Cowichan Tribes members have voted 74 per cent in favour of a new education agreement with the federal government that will allow the community to govern its own education.

The agreement will cover two existing Cowichan Tribes schools — a kindergarten-Grade 4 elementary school that is being expanded to Grade 7, and a high school for Grades 8-12 that offers the standard B.C. Dogwood completion certificate upon graduation.

Cowichan Tribes is one of 13 B.C. First Nations that have been negotiating with the federal ­government over ­education authority, and the fourth to reach an agreement after the Lil’wat Nation near Mount ­Currie, the Seabird Island Band near Agassiz and the ʔaq’am, a community near Cranbrook that is part of the Ktunaxa Nation.

The Cowichan Tribes elementary school, which is moving to an immersion program for the Hul’qumi’num language, currently has 111 students, while the high school has 18 students, said Stephanie Atleo, education jurisdiction negotiator for Cowichan Tribes.

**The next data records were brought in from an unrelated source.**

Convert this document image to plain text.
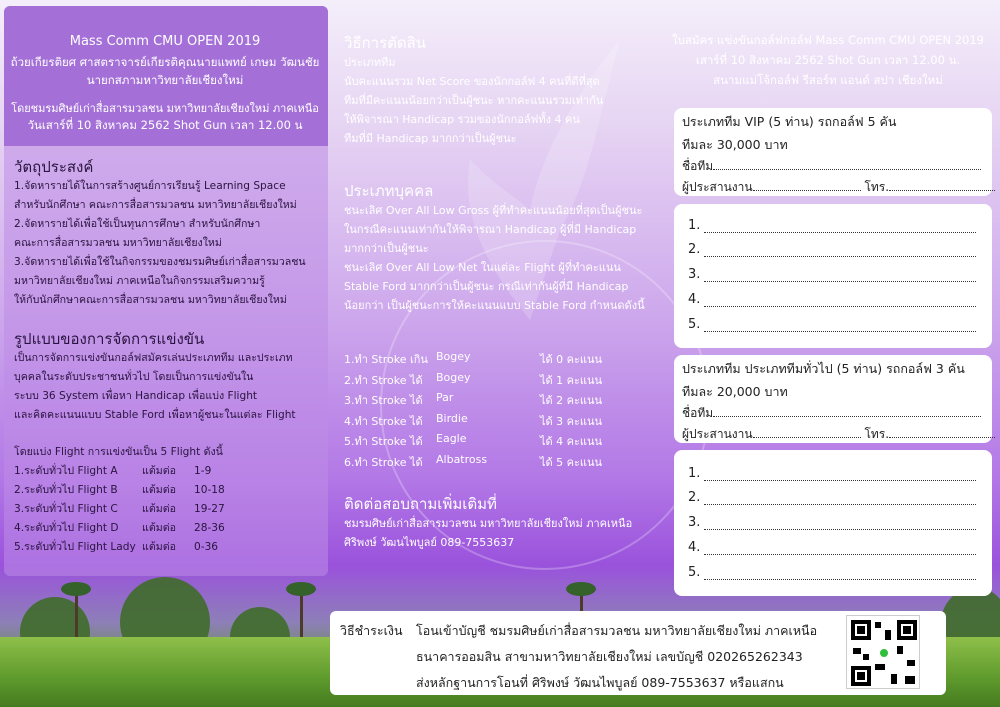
Mass Comm CMU OPEN 2019
ถ้วยเกียรติยศ ศาสตราจารย์เกียรติคุณนายแพทย์ เกษม วัฒนชัย
นายกสภามหาวิทยาลัยเชียงใหม่
โดยชมรมศิษย์เก่าสื่อสารมวลชน มหาวิทยาลัยเชียงใหม่ ภาคเหนือ
วันเสาร์ที่ 10 สิงหาคม 2562 Shot Gun เวลา 12.00 น
วัตถุประสงค์
1.จัดหารายได้ในการสร้างศูนย์การเรียนรู้ Learning Space
สำหรับนักศึกษา คณะการสื่อสารมวลชน มหาวิทยาลัยเชียงใหม่
2.จัดหารายได้เพื่อใช้เป็นทุนการศึกษา สำหรับนักศึกษา
คณะการสื่อสารมวลชน มหาวิทยาลัยเชียงใหม่
3.จัดหารายได้เพื่อใช้ในกิจกรรมของชมรมศิษย์เก่าสื่อสารมวลชน
มหาวิทยาลัยเชียงใหม่ ภาคเหนือในกิจกรรมเสริมความรู้
ให้กับนักศึกษาคณะการสื่อสารมวลชน มหาวิทยาลัยเชียงใหม่
รูปแบบของการจัดการแข่งขัน
เป็นการจัดการแข่งขันกอล์ฟสมัครเล่นประเภททีม และประเภท
บุคคลในระดับประชาชนทั่วไป โดยเป็นการแข่งขันใน
ระบบ 36 System เพื่อหา Handicap เพื่อแบ่ง Flight
และคิดคะแนนแบบ Stable Ford เพื่อหาผู้ชนะในแต่ละ Flight
โดยแบ่ง Flight การแข่งขันเป็น 5 Flight ดังนี้
1.ระดับทั่วไป Flight A แต้มต่อ 1-9
2.ระดับทั่วไป Flight B แต้มต่อ 10-18
3.ระดับทั่วไป Flight C แต้มต่อ 19-27
4.ระดับทั่วไป Flight D แต้มต่อ 28-36
5.ระดับทั่วไป Flight Lady แต้มต่อ 0-36
วิธีการตัดสิน
ประเภททีม
นับคะแนนรวม Net Score ของนักกอล์ฟ 4 คนที่ดีที่สุด
ทีมที่มีคะแนนน้อยกว่าเป็นผู้ชนะ หากคะแนนรวมเท่ากัน
ให้พิจารณา Handicap รวมของนักกอล์ฟทั้ง 4 คน
ทีมที่มี Handicap มากกว่าเป็นผู้ชนะ
ประเภทบุคคล
ชนะเลิศ Over All Low Gross ผู้ที่ทำคะแนนน้อยที่สุดเป็นผู้ชนะ
ในกรณีคะแนนเท่ากันให้พิจารณา Handicap ผู้ที่มี Handicap
มากกว่าเป็นผู้ชนะ
ชนะเลิศ Over All Low Net ในแต่ละ Flight ผู้ที่ทำคะแนน
Stable Ford มากกว่าเป็นผู้ชนะ กรณีเท่ากันผู้ที่มี Handicap
น้อยกว่า เป็นผู้ชนะการให้คะแนนแบบ Stable Ford กำหนดดังนี้
1.ทำ Stroke เกิน Bogey	ได้ 0 คะแนน
2.ทำ Stroke ได้ Bogey	ได้ 1 คะแนน
3.ทำ Stroke ได้ Par	ได้ 2 คะแนน
4.ทำ Stroke ได้ Birdie	ได้ 3 คะแนน
5.ทำ Stroke ได้ Eagle	ได้ 4 คะแนน
6.ทำ Stroke ได้ Albatross	ได้ 5 คะแนน
ติดต่อสอบถามเพิ่มเติมที่
ชมรมศิษย์เก่าสื่อสารมวลชน มหาวิทยาลัยเชียงใหม่ ภาคเหนือ
ศิริพงษ์ วัฒนไพบูลย์ 089-7553637
ใบสมัคร แข่งขันกอล์ฟกอล์ฟ Mass Comm CMU OPEN 2019
เสาร์ที่ 10 สิงหาคม 2562 Shot Gun เวลา 12.00 น.
สนามแม่โจ้กอล์ฟ รีสอร์ท แอนด์ สปา เชียงใหม่
ประเภททีม VIP (5 ท่าน) รถกอล์ฟ 5 คัน
ทีมละ 30,000 บาท
ชื่อทีม
ผู้ประสานงาน	โทร.
1.
2.
3.
4.
5.
ประเภททีม ประเภททีมทั่วไป (5 ท่าน) รถกอล์ฟ 3 คัน
ทีมละ 20,000 บาท
ชื่อทีม
ผู้ประสานงาน	โทร.
1.
2.
3.
4.
5.
วิธีชำระเงิน โอนเข้าบัญชี ชมรมศิษย์เก่าสื่อสารมวลชน มหาวิทยาลัยเชียงใหม่ ภาคเหนือ
ธนาคารออมสิน สาขามหาวิทยาลัยเชียงใหม่ เลขบัญชี 020265262343
ส่งหลักฐานการโอนที่ ศิริพงษ์ วัฒนไพบูลย์ 089-7553637 หรือแสกน
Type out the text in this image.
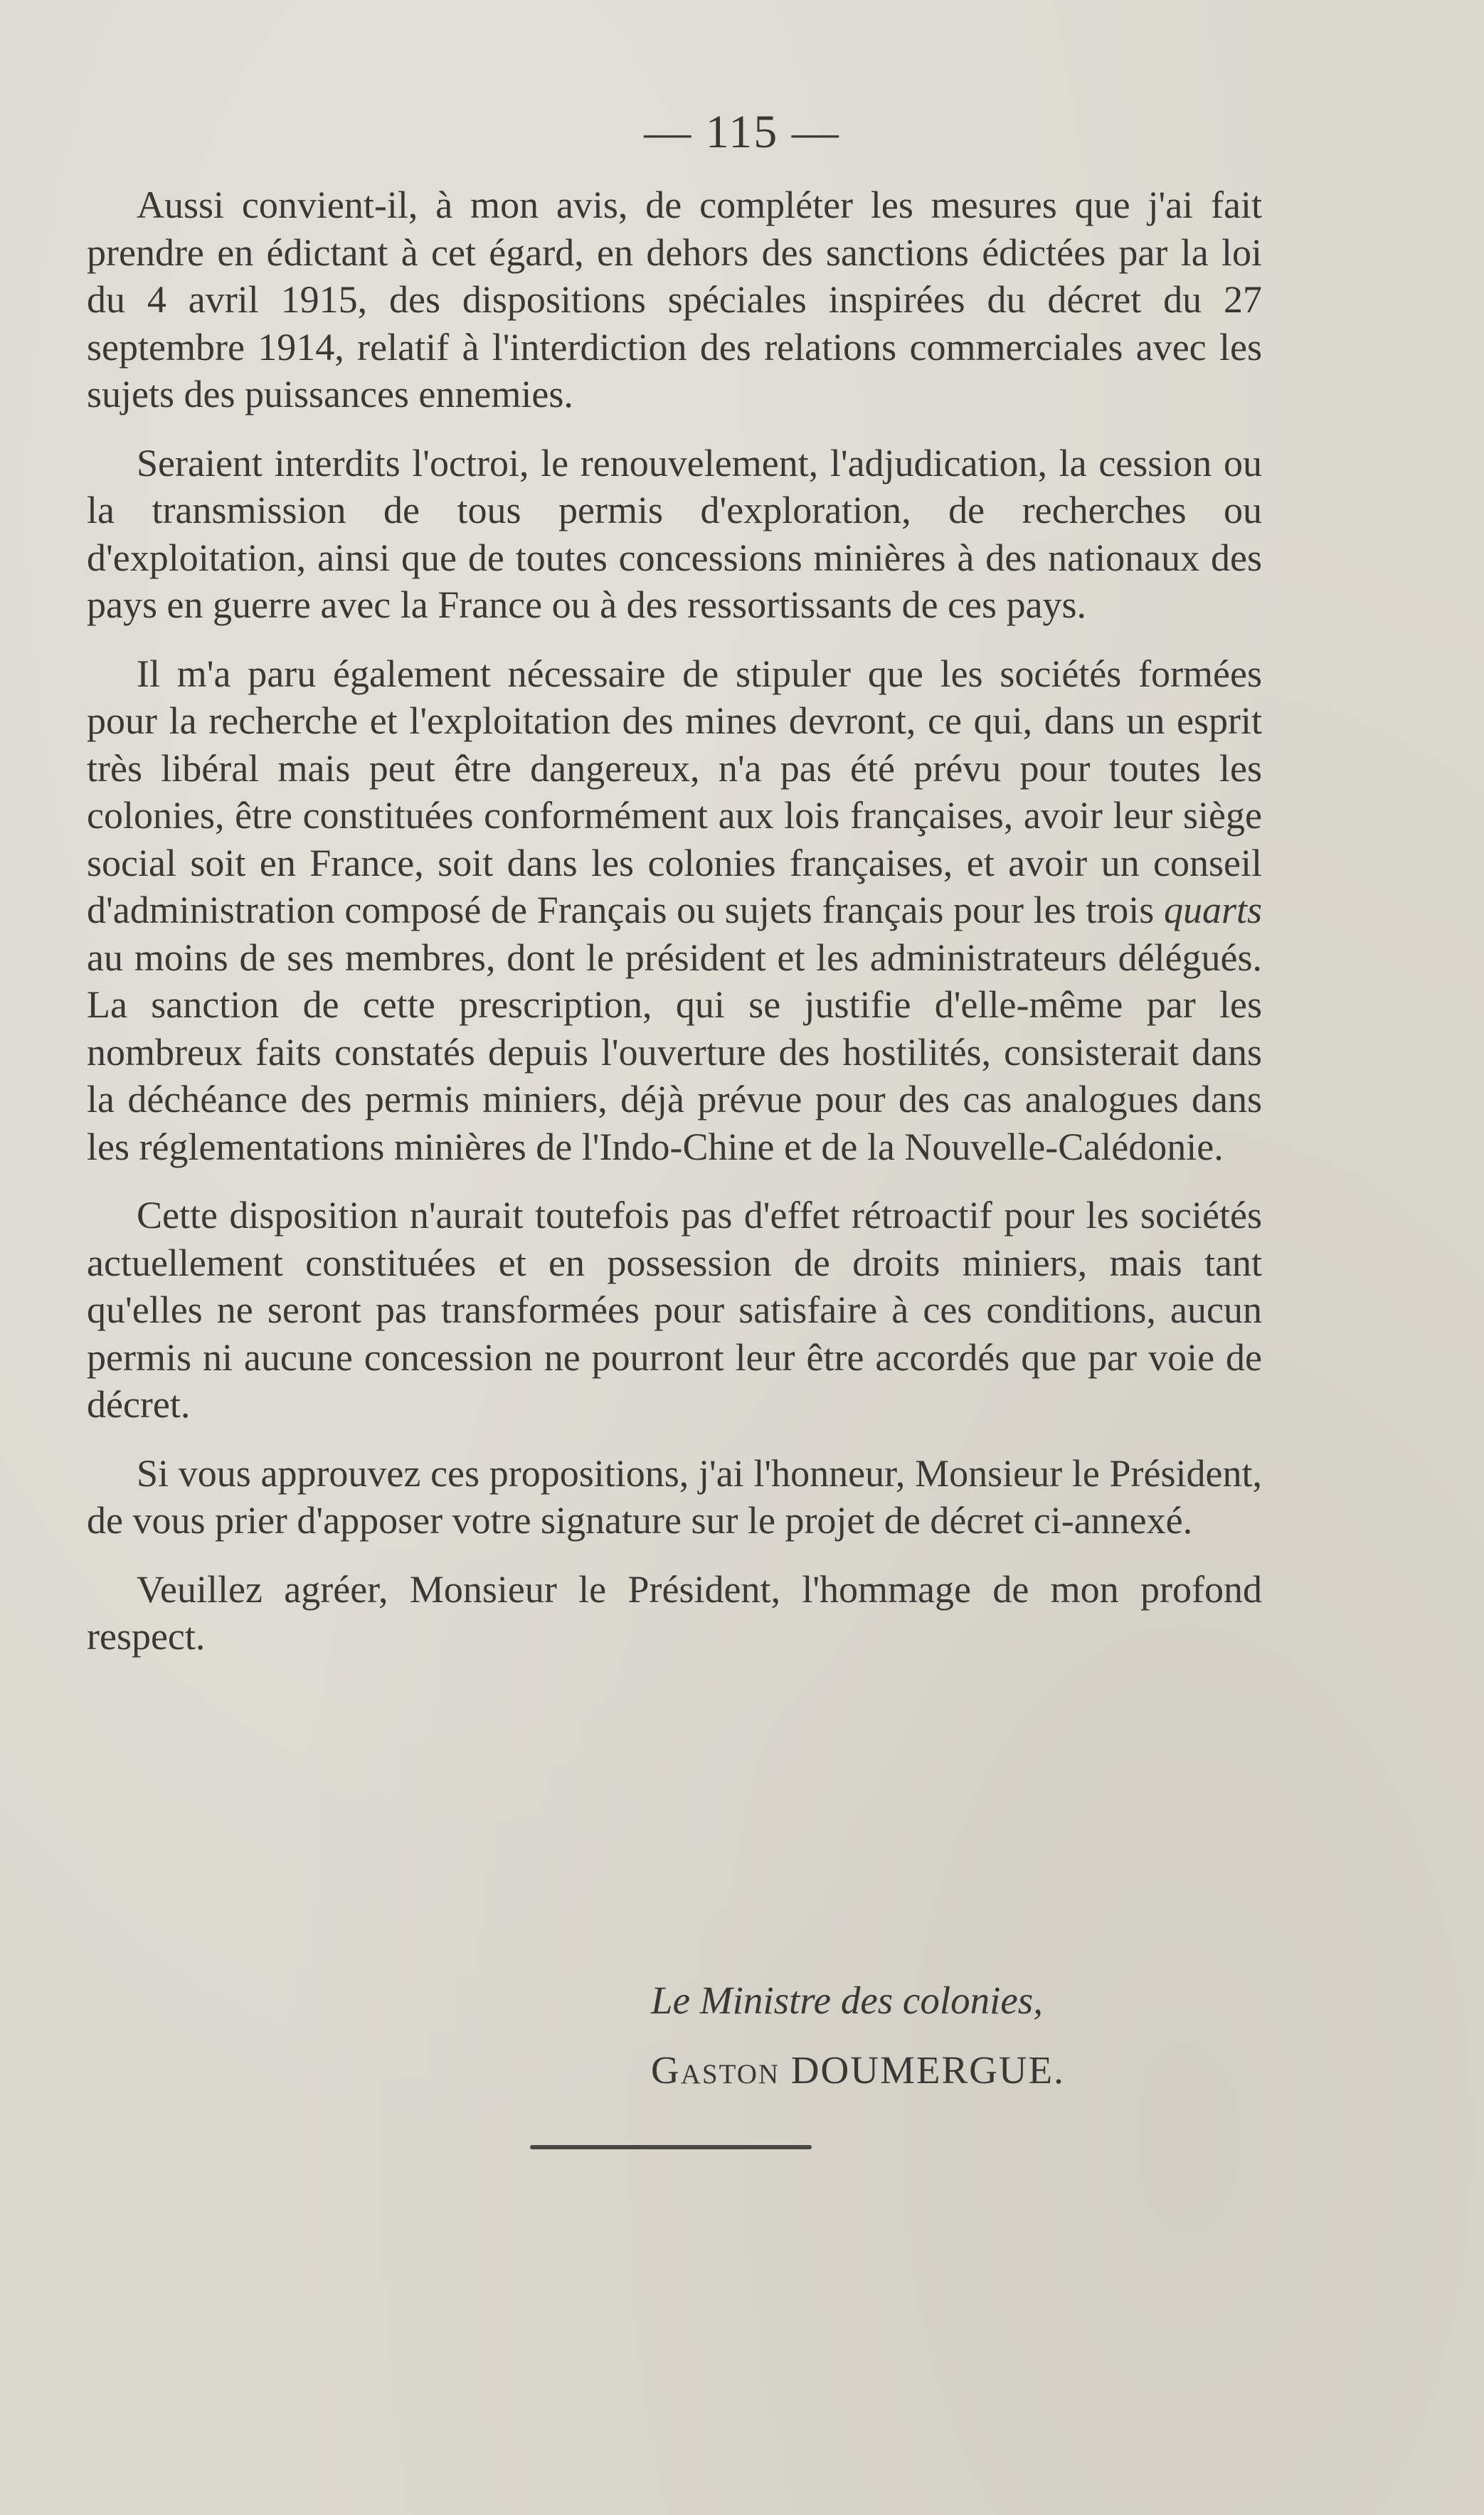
— 115 —

Aussi convient-il, à mon avis, de compléter les mesures que j'ai fait prendre en édictant à cet égard, en dehors des sanctions édictées par la loi du 4 avril 1915, des dispositions spéciales inspirées du décret du 27 septembre 1914, relatif à l'interdiction des relations commerciales avec les sujets des puissances ennemies.

Seraient interdits l'octroi, le renouvelement, l'adjudication, la cession ou la transmission de tous permis d'exploration, de recherches ou d'exploitation, ainsi que de toutes concessions minières à des nationaux des pays en guerre avec la France ou à des ressortissants de ces pays.

Il m'a paru également nécessaire de stipuler que les sociétés formées pour la recherche et l'exploitation des mines devront, ce qui, dans un esprit très libéral mais peut être dangereux, n'a pas été prévu pour toutes les colonies, être constituées conformément aux lois françaises, avoir leur siège social soit en France, soit dans les colonies françaises, et avoir un conseil d'administration composé de Français ou sujets français pour les trois quarts au moins de ses membres, dont le président et les administrateurs délégués. La sanction de cette prescription, qui se justifie d'elle-même par les nombreux faits constatés depuis l'ouverture des hostilités, consisterait dans la déchéance des permis miniers, déjà prévue pour des cas analogues dans les réglementations minières de l'Indo-Chine et de la Nouvelle-Calédonie.

Cette disposition n'aurait toutefois pas d'effet rétroactif pour les sociétés actuellement constituées et en possession de droits miniers, mais tant qu'elles ne seront pas transformées pour satisfaire à ces conditions, aucun permis ni aucune concession ne pourront leur être accordés que par voie de décret.

Si vous approuvez ces propositions, j'ai l'honneur, Monsieur le Président, de vous prier d'apposer votre signature sur le projet de décret ci-annexé.

Veuillez agréer, Monsieur le Président, l'hommage de mon profond respect.

Le Ministre des colonies,
Gaston DOUMERGUE.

Atleo said the immersion program is modelled after a similar initiative at the Lauwelnew Tribal School on the Tsartlip First Nation on the Saanich Peninsula.

Nothing will change for Cowichan Tribes members attending schools in the ­Cowichan Valley School District, she said.

“Our kids have the right to go to our schools or go off-reserve to public or private,” Atleo said. “Our support for those students remains the same.”

She said the Cowichan Valley School District has been striving to include First Nations elements at its schools.

“They’re working very hard at implementing culture and language in their program,” Atleo said.

She said she is hopeful the relationship that has developed with the school district could lead to aspects of the Cowichan Tribes curriculum being used in the public system.

Tribes schools will continue to follow the provincial curriculum “for now,” Atleo said.

Later, the First Nations that have an agreement with the federal government will come together and determine curriculum standards, she said. “Then we’ll implement that in our community, specific to our own culture and language.”

Teachers in Cowichan Tribes schools currently need to be certified and have an education degree, which will continue until Cowichan Tribes has its own ­system in place, Atleo said.

Each community will decide what qualifications and education they want their teachers to have to teach in their schools, she said.

“Where it becomes a big thing for us is the culture and language teachers,” Atleo said. “We have a lot of teachers in our community that don’t have the degree, that we will be able to qualify as culture and language teachers to be in the classroom with our kids.”

She said negotiations with the federal government began in 2006 and she has been involved for two and a half years.